The COVID-19 pandemic has widened existing inequalities and highlighted the link between poverty and poor health outcomes in Wales. Indeed, the Future Generations Commissioner and Public Health Wales have found that those who were already living in poor health, poverty or in marginalised communities in Wales have been the hardest hit by the pandemic.

Health inequalities are avoidable, unfair and systematic differences in health between different groups of people. Over the coming months, as the everyday cost-of-living continues to rise faster than people’s income, this is likely to lead to a drop in living standards for many people. The rising cost of groceries and energy, combined with staff shortages in some sectors and supply chain disruptions, have driven up inflation. This is likely to exacerbate inequalities in the coming years.

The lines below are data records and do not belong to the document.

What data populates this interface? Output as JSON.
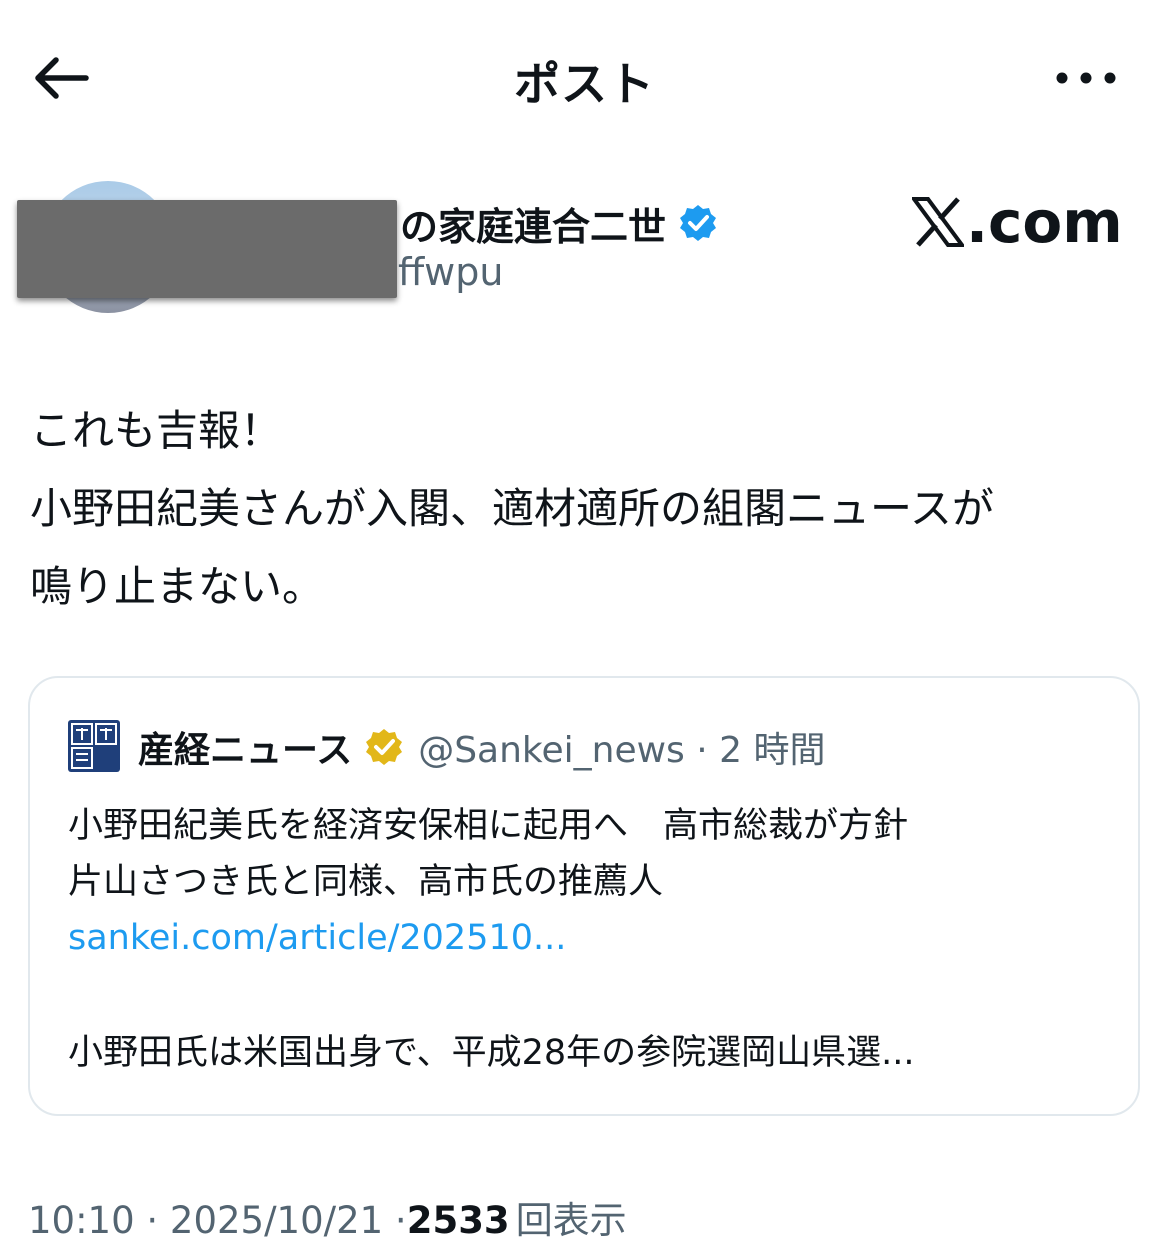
{
  "header": {
    "title": "ポスト",
    "back_icon": "arrow-left-icon",
    "more_icon": "more-horizontal-icon"
  },
  "author": {
    "name_visible": "の家庭連合二世",
    "handle_visible": "ffwpu",
    "verified_color": "#1d9bf0"
  },
  "watermark": {
    "text": ".com",
    "logo": "x-logo-icon"
  },
  "post": {
    "lines": [
      "これも吉報！",
      "小野田紀美さんが入閣、適材適所の組閣ニュースが",
      "鳴り止まない。"
    ]
  },
  "quote": {
    "name": "産経ニュース",
    "handle_time": "@Sankei_news · 2 時間",
    "gold_badge_color": "#e2b719",
    "text_lines": [
      "小野田紀美氏を経済安保相に起用へ　高市総裁が方針",
      "片山さつき氏と同様、高市氏の推薦人"
    ],
    "link": "sankei.com/article/202510...",
    "text2": "小野田氏は米国出身で、平成28年の参院選岡山県選..."
  },
  "meta": {
    "time_date": "10:10 · 2025/10/21 · ",
    "views_count": "2533",
    "views_label": "回表示"
  },
  "colors": {
    "text": "#0f1419",
    "secondary": "#536471",
    "link": "#1d9bf0",
    "border": "#e1e8ed"
  }
}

Many people have had to make impossible choices – between buying food, paying household bills, or staying connected with loved ones. This has impacted on people’s mental health and overall wellbeing, leaving some to feel as though they are unable to cope and recover from the COVID-19 crisis.
British Red Cross

Evidence suggests that at most, only 20% of a nation’s health and wellbeing is dependent on healthcare services. The NHS alone does not have the levers to reduce inequalities: this is why we need to shift the focus from public health initiatives delivered through the NHS and local authorities to addressing factors such as poor housing, transport and food quality. Addressing the factors that cause ill-health in the first place should be a central focus for the Welsh Government. 

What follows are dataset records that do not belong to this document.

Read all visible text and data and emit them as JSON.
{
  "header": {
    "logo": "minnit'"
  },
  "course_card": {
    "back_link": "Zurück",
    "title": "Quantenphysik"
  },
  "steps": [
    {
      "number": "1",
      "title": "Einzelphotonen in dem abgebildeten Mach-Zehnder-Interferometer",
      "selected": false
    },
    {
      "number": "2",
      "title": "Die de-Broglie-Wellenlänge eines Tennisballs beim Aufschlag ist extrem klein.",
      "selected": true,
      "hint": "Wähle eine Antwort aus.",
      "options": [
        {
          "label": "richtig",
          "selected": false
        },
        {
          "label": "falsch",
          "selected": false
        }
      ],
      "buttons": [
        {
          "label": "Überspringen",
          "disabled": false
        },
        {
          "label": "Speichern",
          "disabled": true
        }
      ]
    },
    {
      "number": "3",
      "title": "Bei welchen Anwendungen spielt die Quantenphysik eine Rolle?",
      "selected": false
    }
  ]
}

Those struggling with poor health face loss of earnings through employment and indeed may be unable to work, leading them to interact with the benefit system. As well as impacts on wellbeing, those in poor health may also have increased living costs and children suffering with poor health will see an impact on their education.
Joseph Rowntree Foundation

The Welsh Government should produce a cross-government plan for reducing poverty and inequalities in adults and children. This should outline the action being taken across all government departments, setting out how success will be measured and evaluated through shared performance measures and outcomes for all public bodies in Wales, accompanied by guidance on how individual organisations should collaborate to reduce inequalities and tackle the cost-of-living crisis.